If art isn't central for all of us, we're dead.
—Anne d'Harnoncourt

To give you a sense of the span of discourse about the roles of the curator and museum, here are some analogies participants used to describe what they might/could/should be or not be:

Curator — auteur, editor, translator, broker, mediator, village explainer, situational eater, brain, virtuous money launderer, patron, appointed conservator not elected official, facilitator and practitioner of a secondary practice, aesthetic midwife.

Museum — fortress, temple, town square, library, civic organization versus corporation or entertainment center, laboratory, bridge between art and other disciplines, risk-taking pioneer, refuge.

During the first panel session on “Imaginative Practice,” MoMA's senior curator of painting and sculpture and symposium co-organizer Robert Storr said that he did not believe in “palace revolutions.” “You can have a wholesale revolution, or you can have reform. At the moment, I'm in the reformist's job.” So it was probably in the spirit of having an outside perspective that he and Marincola invited critic Dave Hickey to close the weekend with a response to the ideas of the first day.

Hickey's comments provide another reason why grantmakers will find this report valuable. He offers undiluted opinions about assumptions that inform not only museums but also grantmaking organizations. It took me a while to recognize myself, as a foundation representative, in Curating Now, because the discussion about patrons targets primarily corporations and individual trustees. However, grantmakers join the hot seat by page 137. Read the entire page. An excerpt does not do justice to Hickey's message about why art is not educational. He continues this line of thinking during the Q&A session (p. 143): “The great thing about bad art dealers is that they go out of business. The darker part of great institutions is that they just go on and on. The checks are coming in. The system is rolling. The education department is mobilizing its new projects.” Curating Now is a rare chance for funders to get what we ask for — an honest assessment of our impact. Here is a sampling of Hickey's other comments:

The curator's job, in my view, is to tell the truth, to show his or her hand, and get out of the way. (p. 126)
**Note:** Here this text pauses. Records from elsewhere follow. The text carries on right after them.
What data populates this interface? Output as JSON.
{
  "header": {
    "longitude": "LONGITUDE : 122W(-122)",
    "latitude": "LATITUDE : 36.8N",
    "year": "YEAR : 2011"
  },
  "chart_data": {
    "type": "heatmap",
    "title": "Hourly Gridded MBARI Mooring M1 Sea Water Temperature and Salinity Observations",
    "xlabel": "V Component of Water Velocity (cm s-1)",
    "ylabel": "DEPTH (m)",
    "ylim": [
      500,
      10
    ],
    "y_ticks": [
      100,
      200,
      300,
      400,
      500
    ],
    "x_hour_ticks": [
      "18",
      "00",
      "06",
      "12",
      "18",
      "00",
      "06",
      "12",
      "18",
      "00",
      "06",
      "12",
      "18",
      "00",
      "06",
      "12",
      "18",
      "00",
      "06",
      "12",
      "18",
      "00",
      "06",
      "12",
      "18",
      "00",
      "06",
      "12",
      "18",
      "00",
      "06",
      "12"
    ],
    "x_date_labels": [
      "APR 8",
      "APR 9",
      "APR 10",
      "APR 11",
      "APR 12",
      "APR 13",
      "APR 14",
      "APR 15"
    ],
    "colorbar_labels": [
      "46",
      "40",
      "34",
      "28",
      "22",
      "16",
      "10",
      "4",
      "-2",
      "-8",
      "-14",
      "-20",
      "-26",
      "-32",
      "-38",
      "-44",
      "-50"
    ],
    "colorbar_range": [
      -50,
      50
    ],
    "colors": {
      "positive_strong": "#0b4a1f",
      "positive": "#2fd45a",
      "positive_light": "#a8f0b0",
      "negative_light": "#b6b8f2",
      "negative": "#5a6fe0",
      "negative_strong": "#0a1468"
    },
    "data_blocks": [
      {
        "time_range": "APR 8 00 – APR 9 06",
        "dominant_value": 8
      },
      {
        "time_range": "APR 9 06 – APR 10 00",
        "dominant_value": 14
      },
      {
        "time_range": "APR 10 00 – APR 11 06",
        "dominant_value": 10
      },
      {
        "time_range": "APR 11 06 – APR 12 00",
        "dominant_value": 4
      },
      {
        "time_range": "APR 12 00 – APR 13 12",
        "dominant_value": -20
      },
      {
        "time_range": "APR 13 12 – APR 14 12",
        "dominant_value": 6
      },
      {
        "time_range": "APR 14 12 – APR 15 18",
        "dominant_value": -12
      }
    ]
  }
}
Let me ask you this, if most people in America don't like art, and museums keep changing until they discover something that most people like, will that be art? (p. 131)

Let's get smaller places with better art. (p. 145) Small is always okay. In a puritan republic like this one, where there is little interest in the visible arts, it's perfectly rational. (p. 131)

The issue today is, how do we keep the art world, created and permanently institutionalized by yesterday's arts, from retarding changes that cannot be suppressed? How do we facilitate our own obsolescence, in other words? (p. 136)

The Q&A period following Hickey's comments was not as lively as I expected, and I wish that I had been in the room to experience the impact of his words on the audience. From the report, it's hard to tell what the participants thought of Hickey's ideas. Questions begged clarification or “how to,” but no one challenged his ideas. Marincola's introduction acknowledged that Hickey responded “in a most salutary and often humorous manner” to “curating's currently espoused orthodoxies,” so maybe everyone was amused. This is the down side of not being there in person, but the up side is that the reader is left with questions: what resonated with attendees, what questions are they still considering, what ideas are they pursuing back at home in their work, what does this mean to my work as a grantmaker? This desire to know more is surely the sign of a successful, provocative event and points to the need for continuing dialogue. I look forward to the next report on the next gathering.